O que os terapeutas podem perder
Além da violação da privacidade dos dados, outros riscos estão envolvidos quando psicoterapeutas consultam LLMs em nome de um cliente. Estudos descobriram que, embora as respostas de alguns bots especializados em terapia possam rivalizar com as intervenções feitas por humanos, conselhos de ferramentas como o ChatGPT podem causar mais danos do que benefícios.
Um estudo recente da Universidade de Stanford, nos Estados Unidos, descobriu que os chatbots podem alimentar delírios e psicopatia ao validar cegamente os usuários, em vez de desafiá-los. A pesquisa também constatou que os bots podem sofrer de preconceitos e praticar bajulação. As mesmas falhas poderiam tornar arriscado para os terapeutas consultarem chatbots em nome de seus clientes. A tecnologia poderia, por exemplo, validar sem fundamento uma intuição ou levar o terapeuta pelo caminho errado.
Aguilera diz que tem experimentado ferramentas como o ChatGPT ao ensinar estagiários de saúde mental, às vezes inserindo sintomas hipotéticos e pedindo ao chatbot de IA para fazer um diagnóstico.

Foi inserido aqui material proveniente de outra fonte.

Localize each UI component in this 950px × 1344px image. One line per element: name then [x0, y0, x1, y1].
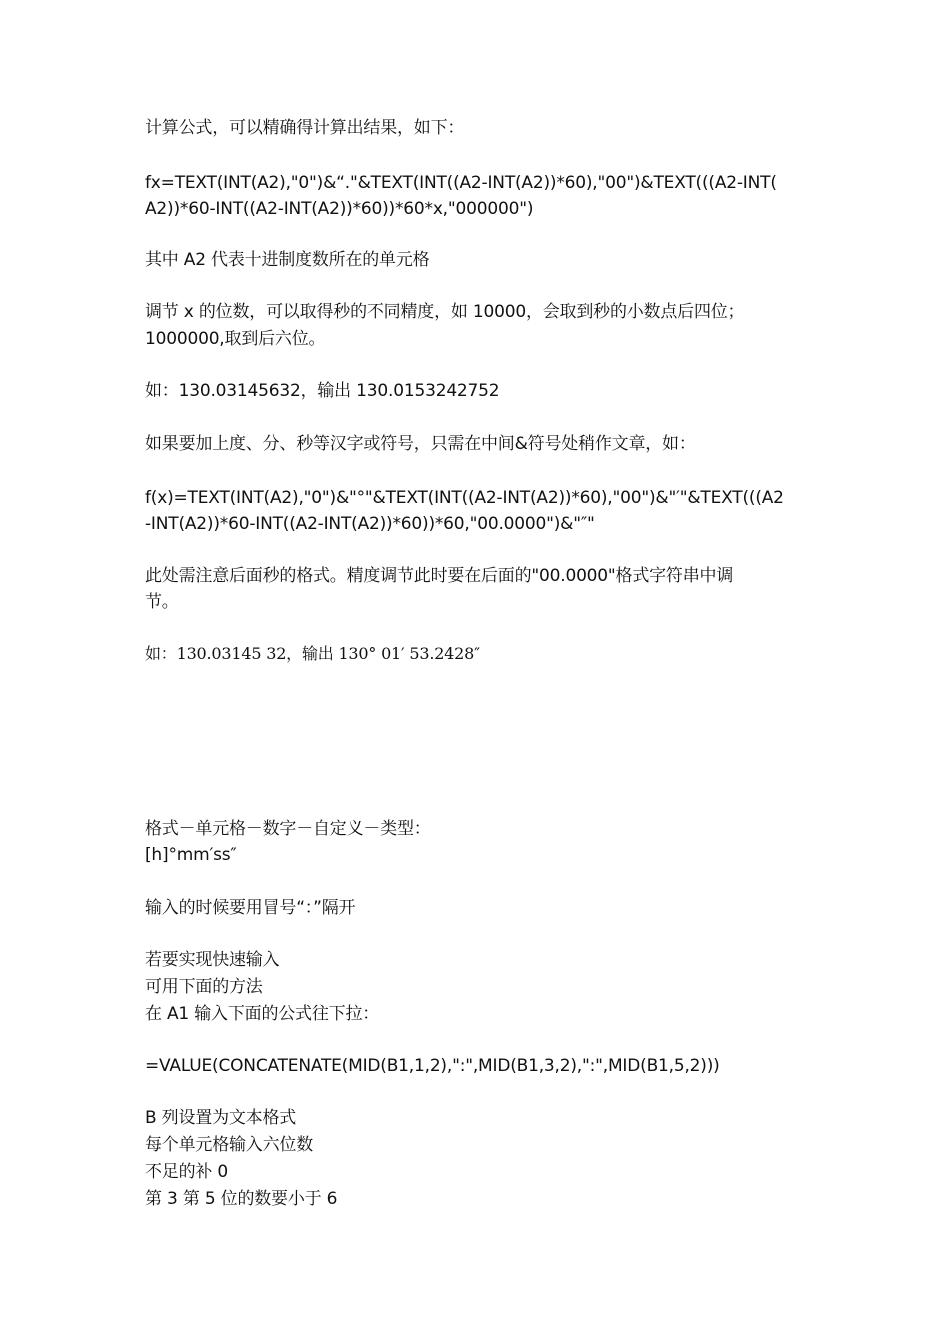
- example-line-2: 如：130.03145 32，输出 130° 01′ 53.2428″: [145, 644, 480, 663]
- format-note-line-2: 节。: [145, 592, 179, 612]
- a1-input-line: 在 A1 输入下面的公式往下拉：: [145, 1004, 380, 1024]
- intro-line: 计算公式，可以精确得计算出结果，如下：: [145, 118, 465, 138]
- example-line-1: 如：130.03145632，输出 130.0153242752: [145, 381, 500, 401]
- format-note-line-1: 此处需注意后面秒的格式。精度调节此时要在后面的"00.0000"格式字符串中调: [145, 566, 734, 586]
- custom-format-type-line: [h]°mm′ss″: [145, 845, 237, 865]
- six-digits-line: 每个单元格输入六位数: [145, 1135, 313, 1155]
- colon-input-line: 输入的时候要用冒号“：”隔开: [145, 898, 356, 918]
- precision-line-1: 调节 x 的位数，可以取得秒的不同精度，如 10000，会取到秒的小数点后四位；: [145, 302, 745, 322]
- precision-line-2: 1000000,取到后六位。: [145, 329, 326, 349]
- formula-line-1: fx=TEXT(INT(A2),"0")&“."&TEXT(INT((A2-INT(A2))*60),"00")&TEXT(((A2-INT(: [145, 173, 777, 193]
- formula-symbols-line-2: -INT(A2))*60-INT((A2-INT(A2))*60))*60,"00.0000")&"″": [145, 514, 595, 534]
- formula-line-2: A2))*60-INT((A2-INT(A2))*60))*60*x,"000000"): [145, 199, 534, 219]
- a2-description-line: 其中 A2 代表十进制度数所在的单元格: [145, 250, 430, 270]
- symbols-intro-line: 如果要加上度、分、秒等汉字或符号，只需在中间&符号处稍作文章，如：: [145, 434, 696, 454]
- custom-format-path-line: 格式－单元格－数字－自定义－类型：: [145, 819, 431, 839]
- value-formula-line: =VALUE(CONCATENATE(MID(B1,1,2),":",MID(B1,3,2),":",MID(B1,5,2))): [145, 1056, 720, 1076]
- pad-zero-line: 不足的补 0: [145, 1162, 229, 1182]
- quick-input-line: 若要实现快速输入: [145, 950, 280, 970]
- text-format-line: B 列设置为文本格式: [145, 1108, 297, 1128]
- method-line: 可用下面的方法: [145, 977, 263, 997]
- digit-rule-line: 第 3 第 5 位的数要小于 6: [145, 1189, 338, 1209]
- formula-symbols-line-1: f(x)=TEXT(INT(A2),"0")&"°"&TEXT(INT((A2-INT(A2))*60),"00")&"′"&TEXT(((A2: [145, 488, 784, 508]
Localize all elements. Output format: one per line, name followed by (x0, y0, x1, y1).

A ferramenta apresenta muitas condições possíveis, mas sua análise é bastante superficial, ele diz. A American Counseling Association recomenda que a IA não seja usada para diagnóstico de saúde mental no momento.
Um estudo publicado em 2024 sobre uma versão anterior do ChatGPT encontrou de maneira similar que ele era muito vago e geral para ser realmente útil no diagnóstico ou na elaboração de planos de tratamento, e estava fortemente inclinado a recomendar terapia cognitivo-comportamental, em vez de outros tipos de terapia que poderiam ser mais adequados.
Daniel Kimmel, psiquiatra e neurocientista da Universidade de Columbia, realizou experimentos com o ChatGPT, onde se passou por um cliente com problemas de relacionamento. Ele diz que descobriu que o chatbot era um bom imitador quando se tratava de respostas terapêuticas “comuns”, como normalizar e validar, pedir informações adicionais ou destacar certas associações cognitivas ou emocionais.
No entanto, “não fez muita investigação,” ele diz. Não tentou “ligar coisas aparentemente ou superficialmente não relacionadas em algo coeso… para criar uma história, uma ideia, uma teoria.”
“Eu seria cético em usar isso para fazer o pensamento por você,” ele diz. Pensar, ele afirma, deve ser o trabalho dos terapeutas.
Os terapeutas poderiam economizar tempo usando tecnologia alimentada por IA, mas esse benefício deve ser ponderado em relação às necessidades dos pacientes, diz Morris: “Talvez você esteja economizando alguns minutos. Mas o que está abrindo mão?”